LLM's Don't Reason: People Do
LLMs produce beautiful prose, not reliable reasoning. But they're great at augmenting people who do.
Two recent papers addressing LLM’s and reasoning are worth attention.
The first, from researchers at Caltech and Stanford, is bluntly titled “Large Language Model Reasoning Failures.” The second, from Wharton, is called “Thinking: Fast, Slow, and Artificial: How AI is Reshaping Human Reasoning and the Rise of Cognitive Surrender.” There are many more like them but the conclusion is the same: large language models don’t reason. They produce a convincing semblance of reasoning, but it is not the same thing.
However, LLMs create authoritative sounding output. Like a snake oil salesman, the pitch is polished and the product is empty. Even purposefully wrong. People believe it anyway to their detriment.
This matters enormously for strategy.
At VSTRAT we’ve been building AI-augmented strategy tools since 2003, over a decade before generative AI existed. And from the beginning our approach has been deliberate: we use structured, proven frameworks to help humans reason better. We do not build systems that churn out a finished recommended strategy. It’s not that we can’t. It’s that we purposefully don’t.
Here’s why.
The field of behavioral economics, pioneered by Tversky and Kahneman and extended by Shiller, Thaler, and others, draws a sharp line between homo economicus (the perfectly rational decision maker that exists in textbooks) and homo sapiens (the actual human being). Real people think with their heads and their guts. They have insight and intuition that no model can replicate.
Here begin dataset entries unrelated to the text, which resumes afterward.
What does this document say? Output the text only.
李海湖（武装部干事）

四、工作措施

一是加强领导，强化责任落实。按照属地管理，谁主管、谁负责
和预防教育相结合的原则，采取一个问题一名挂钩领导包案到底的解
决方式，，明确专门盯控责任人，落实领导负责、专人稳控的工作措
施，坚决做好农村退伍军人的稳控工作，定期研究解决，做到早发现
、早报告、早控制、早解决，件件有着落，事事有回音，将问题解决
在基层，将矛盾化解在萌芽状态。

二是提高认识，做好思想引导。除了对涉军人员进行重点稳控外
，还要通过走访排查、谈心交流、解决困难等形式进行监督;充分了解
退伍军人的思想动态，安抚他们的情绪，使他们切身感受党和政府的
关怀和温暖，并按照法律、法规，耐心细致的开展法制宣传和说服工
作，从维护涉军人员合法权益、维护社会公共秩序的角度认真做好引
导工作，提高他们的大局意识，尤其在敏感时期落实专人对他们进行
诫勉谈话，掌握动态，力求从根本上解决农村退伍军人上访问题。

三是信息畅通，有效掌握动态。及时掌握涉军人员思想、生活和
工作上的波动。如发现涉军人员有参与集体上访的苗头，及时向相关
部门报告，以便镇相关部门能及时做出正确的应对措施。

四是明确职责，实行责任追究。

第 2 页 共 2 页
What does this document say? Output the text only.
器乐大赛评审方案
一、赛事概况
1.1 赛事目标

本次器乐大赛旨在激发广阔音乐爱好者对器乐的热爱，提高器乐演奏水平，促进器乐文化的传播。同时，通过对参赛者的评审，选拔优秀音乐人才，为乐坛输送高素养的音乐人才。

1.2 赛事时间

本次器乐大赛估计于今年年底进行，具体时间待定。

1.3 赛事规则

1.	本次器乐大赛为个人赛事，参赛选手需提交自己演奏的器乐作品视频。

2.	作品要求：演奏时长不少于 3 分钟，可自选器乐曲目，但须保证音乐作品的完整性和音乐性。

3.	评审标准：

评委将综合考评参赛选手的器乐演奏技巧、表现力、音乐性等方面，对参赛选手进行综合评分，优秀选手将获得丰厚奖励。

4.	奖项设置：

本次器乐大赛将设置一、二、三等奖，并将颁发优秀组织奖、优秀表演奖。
And in strategy, rejecting the pattern is often the whole point.
Was it predictable, following patterns of successful businesses, for FedEx to launch an overnight delivery service? No. How about for Netflix to pivot to streaming when broadband penetration was young? For a distant third-place Nintendo to bet the company on the Wii when analysts said they were wasting money? For a recently bankrupt Marvel to risk everything on building their own movie studio?
Every one of those moves was against the patterns LLM’s love. And every one of them redefined an industry. A purely pattern matching machine would not have made any of them.
This is the danger of what the Wharton researchers call “cognitive surrender”: letting an LLM do your strategic thinking because its output sounds confident and polished. The words are beautiful. The decks shine. And the reasoning isn’t there. If the goal is to rubber-stamp a decision already made, the insta-deck works fine; the robot will parrot what you want it to. But that was never strategy.
We love AI. We’ve been working at the intersection of AI and strategy for decades, long before ChatGPT, long before generative AI itself. But we draw a hard line between augmentation and replacement. The role of AI in strategy is to help people think, not to think for them.
The market is starting to figure this out. The infamous MIT study showing that 95% of AI projects fail? Those are the projects built on hype and self-proclaimed expertise. Meanwhile, the Bureau of Labor Statistics reports a 4.9% productivity gain compared to the long-running 2.2% average. That’s applied AI doing what it does best: augmenting human work, not replacing human judgment.
One last thought. We’ve started noticing something in our Google Analytics: referral traffic from ChatGPT. When we investigated, the pattern was clear. If people ask ChatGPT for a strategy, it points them somewhere else. If they ask for help thinking through strategy, it points them to us.
Even ChatGPT knows it’s not a strategy tool.